The quality of produced and discharged waters is of increasing concern as the quality of potable waters within many regions of the country becomes a critical issue. The impact of discharged waters on the downstream water quality, as well as the flora and fauna within a discharge zone, is dependent on the quality of the water ultimately released into a drainage basin from a treatment system. In many regions of the country, discharge permits are being re-evaluated and sometimes recalled due to the actual and/or perceived impact upon surface and subsurface waters, particularly those providing water utilized by the human population. This is in response to the U.S. EPA’s determination that the best method for dealing with produced waters was reinjection. Faced with the loss water that supports thousands of acres of wetlands across Wyoming, the State petitioned EPA to add an "Agriculture and Wildlife" exemption to allow surface discharge within lands under its jurisdiction in compliance with the NPDES program. As such, the Wyoming DEQ and Marathon Oil Company entered into a test project to ascertain the effectiveness of passive systems to treat produced waters to the NPDES toxicity requirements.
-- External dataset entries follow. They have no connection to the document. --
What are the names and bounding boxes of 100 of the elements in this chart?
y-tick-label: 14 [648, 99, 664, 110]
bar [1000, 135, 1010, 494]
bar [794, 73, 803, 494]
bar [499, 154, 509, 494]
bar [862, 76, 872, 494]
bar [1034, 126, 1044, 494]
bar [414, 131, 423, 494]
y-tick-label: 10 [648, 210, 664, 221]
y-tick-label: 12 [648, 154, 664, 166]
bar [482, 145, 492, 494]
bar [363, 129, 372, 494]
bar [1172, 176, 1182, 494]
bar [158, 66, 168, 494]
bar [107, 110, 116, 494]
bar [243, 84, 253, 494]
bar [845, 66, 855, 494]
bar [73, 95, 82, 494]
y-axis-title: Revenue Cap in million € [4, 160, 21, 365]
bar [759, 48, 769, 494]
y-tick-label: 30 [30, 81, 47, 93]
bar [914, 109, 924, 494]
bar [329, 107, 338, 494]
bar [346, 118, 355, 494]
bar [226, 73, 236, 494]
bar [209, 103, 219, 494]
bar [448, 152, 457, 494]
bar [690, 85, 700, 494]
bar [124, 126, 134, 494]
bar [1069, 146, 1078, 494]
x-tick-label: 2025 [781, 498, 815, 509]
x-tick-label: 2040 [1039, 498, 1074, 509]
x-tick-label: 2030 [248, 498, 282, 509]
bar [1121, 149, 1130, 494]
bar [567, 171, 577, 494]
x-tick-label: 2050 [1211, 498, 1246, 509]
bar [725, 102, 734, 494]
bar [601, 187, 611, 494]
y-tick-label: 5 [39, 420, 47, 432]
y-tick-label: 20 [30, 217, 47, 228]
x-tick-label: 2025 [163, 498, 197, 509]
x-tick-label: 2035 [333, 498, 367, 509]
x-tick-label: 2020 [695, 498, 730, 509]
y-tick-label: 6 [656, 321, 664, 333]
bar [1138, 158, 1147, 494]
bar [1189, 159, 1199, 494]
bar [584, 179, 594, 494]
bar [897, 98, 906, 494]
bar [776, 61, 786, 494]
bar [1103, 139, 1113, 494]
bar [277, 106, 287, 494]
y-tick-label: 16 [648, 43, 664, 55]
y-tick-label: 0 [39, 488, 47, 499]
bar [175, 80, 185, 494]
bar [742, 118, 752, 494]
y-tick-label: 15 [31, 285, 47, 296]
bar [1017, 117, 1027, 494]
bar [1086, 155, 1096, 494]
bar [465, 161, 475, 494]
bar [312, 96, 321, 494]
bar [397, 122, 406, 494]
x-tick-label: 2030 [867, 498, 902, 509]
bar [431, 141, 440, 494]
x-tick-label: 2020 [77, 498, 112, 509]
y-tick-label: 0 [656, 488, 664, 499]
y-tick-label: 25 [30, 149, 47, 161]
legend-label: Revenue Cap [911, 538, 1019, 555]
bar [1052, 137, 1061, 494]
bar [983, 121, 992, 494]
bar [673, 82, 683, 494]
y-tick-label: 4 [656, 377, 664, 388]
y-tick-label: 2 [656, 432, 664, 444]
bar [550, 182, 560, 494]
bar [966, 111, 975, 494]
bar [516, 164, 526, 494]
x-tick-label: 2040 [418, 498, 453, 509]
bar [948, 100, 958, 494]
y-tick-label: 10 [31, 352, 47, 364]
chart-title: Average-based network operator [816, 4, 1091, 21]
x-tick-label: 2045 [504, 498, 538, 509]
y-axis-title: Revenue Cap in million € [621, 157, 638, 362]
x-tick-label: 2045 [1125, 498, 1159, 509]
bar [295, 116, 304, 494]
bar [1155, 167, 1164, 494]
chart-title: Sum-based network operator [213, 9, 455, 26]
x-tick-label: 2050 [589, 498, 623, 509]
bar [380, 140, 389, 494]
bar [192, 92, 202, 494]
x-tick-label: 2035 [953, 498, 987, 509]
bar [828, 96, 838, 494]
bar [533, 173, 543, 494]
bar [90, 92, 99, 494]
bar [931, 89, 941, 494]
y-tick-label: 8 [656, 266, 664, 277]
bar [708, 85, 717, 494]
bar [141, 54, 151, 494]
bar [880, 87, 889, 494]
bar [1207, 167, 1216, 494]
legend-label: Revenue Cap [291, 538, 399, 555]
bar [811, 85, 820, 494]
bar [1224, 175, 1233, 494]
The engineering design and testing of such a system was addressed in this study. The work was performed by students and faculty in the Environmental Science and Engineering and Petroleum Engineering departments at the Colorado School of Mines. The system consists of two surface flow cell units, one graded and one terraced, along with a constructed wetlands unit. These units can be independently evaluated. Untreated produced waters are presently being discharged into the drainage basin along with the diverted and treated waters.
The system has been operational since July 1991. Initial results have been very promising and mechanical, chemical, and biological treatment in the surface flow and wetland units appear to significantly reduce the existing sulfide problem, as well as the released radium concentration. These are the constituents of major concern, although assays were also carried out for other parameters, including hydrocarbon content.